Objectives of Audits are as listed below.

(i) Building up an information base to help proper estimation of project cost & time.

(ii) Educating all those concerned with the project about the realities of project management.

(iii) Establishing correct time-cost relationship.

(iv) Creation of appropriate standards for work based on suitable work techniques.

(v) Sharing of project audit information among all concerned – In order to build up better understanding of the project and its problem areas. So that mistakes can be avoided in the future.

Different Types of AUDIT

  1. Financial Audit

Financial Audit is done for the following costs to verify that the actual is as per the estimates /projections made at the time of planning or appraisal:

(i) Project Cost under various heads.

(ii) Operating Costs.

(iii) Profitability

(iv) Cash Flow

(v) Sources & Application of Funds.

  1. Technical Audit

This audit throws light on the other objectives of the project, that is, quality and scope. During this audit actual quality & quantity of production, scope of the project and operating costs attained by product and services are compared with the planned parameters.

  1. Schedule Audit

Time is another important objective of any project. A delayed project may lead to a huge loss in the form of opportunity cost or unsatisfied customer. Schedule audit aims at comparison of actual time of completion of a project as compared to projected time.

  1. Social Audit

This type of audit is generally applicable to either public sector undertakings or government projects, which are generally performed with the objectives of social benefits.

Types for Project Closing And Termination

Project closing or termination is one of the most serious decisions a project management team and its control board have to take.

(a) Gray and Larson (2008) identify five circumstances for project closure:

  1. Normal closure - The common condition of project closure is when the project is completed and planned are achieved.
  1. Premature Closure - Many projects are stopped before completion due to various reasons such as cost inuring is more than planned, project being obsolete due to new technology or product etc.
  1. Perpetual projects -  As some project are suffered by consistent scope creep, add on, changes, numerous delays, setbacks and problems.
  1. Failed project - In rare circumstances, projects simply fail, for a variety of reasons.
  1. Poorly defined project scope
  2. Inadequate risk management
  3. Project managers who lack experience and training
  4. No use of formal methods and strategies
  5. Lack of effective communication at all levels
  6. Changed Priority

Organization’s strategies often changes during the course of time according to market environment changes.

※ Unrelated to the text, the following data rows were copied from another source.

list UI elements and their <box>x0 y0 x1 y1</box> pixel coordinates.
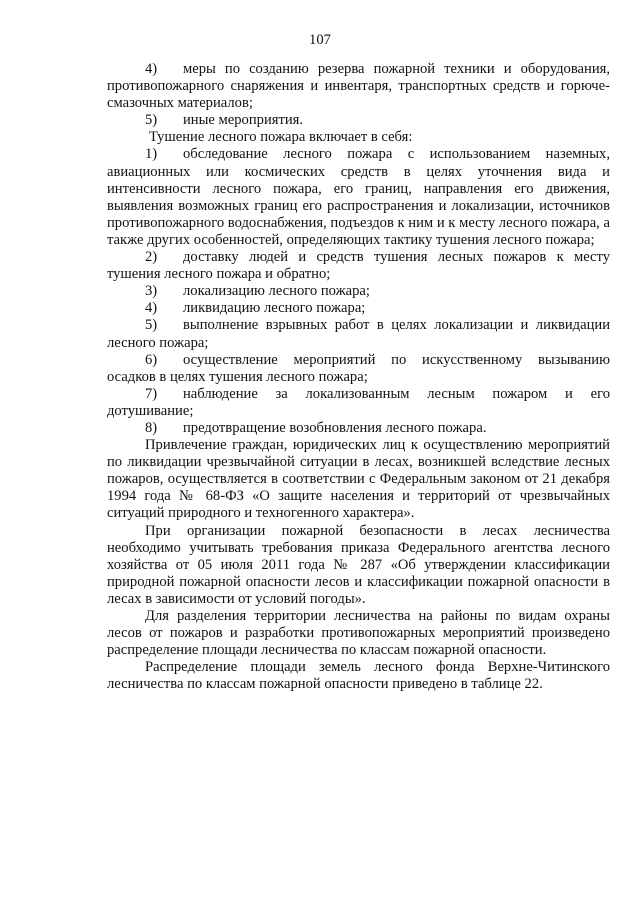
list-item <box>107 386 610 420</box>
list-item <box>107 352 610 386</box>
list-item <box>107 300 610 317</box>
list-item-text: ликвидацию лесного пожара; <box>183 300 366 317</box>
list-item-text: осуществление мероприятий по искусственному вызыванию осадков в целях тушения лесного пожара; <box>107 351 610 385</box>
list-item-text: доставку людей и средств тушения лесных пожаров к месту тушения лесного пожара и обратно; <box>107 249 610 283</box>
list-item <box>107 61 610 112</box>
list-item <box>107 112 610 129</box>
list-item <box>107 249 610 283</box>
document-body <box>107 61 610 693</box>
list-item <box>107 283 610 300</box>
list-item-number: 5) <box>145 112 158 129</box>
body-paragraph: Привлечение граждан, юридических лиц к осуществлению мероприятий по ликвидации чрезвычайной ситуации в лесах, возникшей вследствие лесных пожаров, осуществляется в соответствии с Федеральным законом от 21 декабря 1994 года № 68-ФЗ «О защите населения и территорий от чрезвычайных ситуаций природного и техногенного характера». <box>107 437 610 522</box>
list-item-text: меры по созданию резерва пожарной техники и оборудования, противопожарного снаряжения и инвентаря, транспортных средств и горюче-смазочных материалов; <box>107 61 610 112</box>
list-item-text: локализацию лесного пожара; <box>183 283 370 300</box>
list-item-number: 8) <box>145 419 158 436</box>
list-item-text: выполнение взрывных работ в целях локализации и ликвидации лесного пожара; <box>107 317 610 351</box>
list-item <box>107 317 610 351</box>
list-item-number: 2) <box>145 249 158 266</box>
list-item-number: 1) <box>145 146 158 163</box>
page-number: 107 <box>309 32 331 48</box>
body-paragraph: Распределение площади земель лесного фонда Верхне-Читинского лесничества по классам пожарной опасности приведено в таблице 22. <box>107 659 610 693</box>
list-item-text: иные мероприятия. <box>183 112 304 129</box>
list-item-number: 7) <box>145 385 158 402</box>
list-item-number: 4) <box>145 300 158 317</box>
body-paragraph: Для разделения территории лесничества на районы по видам охраны лесов от пожаров и разработки противопожарных мероприятий произведено распределение площади лесничества по классам пожарной опасности. <box>107 608 610 659</box>
list-item-number: 4) <box>145 61 158 77</box>
list-lead-text: Тушение лесного пожара включает в себя: <box>149 129 413 146</box>
list-item-number: 6) <box>145 351 158 368</box>
list-item-number: 3) <box>145 283 158 300</box>
body-paragraph: При организации пожарной безопасности в лесах лесничества необходимо учитывать требования приказа Федерального агентства лесного хозяйства от 05 июля 2011 года № 287 «Об утверждении классификации природной пожарной опасности лесов и классификации пожарной опасности в лесах в зависимости от условий погоды». <box>107 522 610 607</box>
list-item <box>107 420 610 437</box>
list-item-number: 5) <box>145 317 158 334</box>
list-a <box>107 61 610 129</box>
list-item-text: предотвращение возобновления лесного пожара. <box>183 419 487 436</box>
list-item-text: обследование лесного пожара с использованием наземных, авиационных или космических средств в целях уточнения вида и интенсивности лесного пожара, его границ, направления его движения, выявления возможных границ его распространения и локализации, источников противопожарного водоснабжения, подъездов к ним и к месту лесного пожара, а также других особенностей, определяющих тактику тушения лесного пожара; <box>107 146 610 248</box>
list-item-text: наблюдение за локализованным лесным пожаром и его дотушивание; <box>107 385 610 419</box>
list-b <box>107 146 610 437</box>
list-item <box>107 146 610 249</box>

(b) According to medredith and mentel, project termination or closing can be by following four ways:

  1. Termination by addition If a project is a major success, it may be terminated by institutionalizing it as a formal part of the parent organization, project staff and resources are transferred to new project.
  1. Termination by integration It is the most common method for terminating of successful projects. Output of project is integrated with the operations of the client. Project staff and resources are distributed among existing parent organization.
  2. Termination by Starvation Termination by starvation involves greatly reducing the budget of a project. It is used when i t is politically dangerous to cancel a project
  3. Termination by Extinction

Termination by extinction occurs when a project stops. In other words when a project stops whether the project is successful or unsuccessful; it is terms or termination by extinction. Project are terminated by extinction by various reasons such as

  1. When a project has successfully completed the scope and delivered to client
  2. When due to technological advancement, project becomes obsolete.
  3. When it has no longer support from the senior management.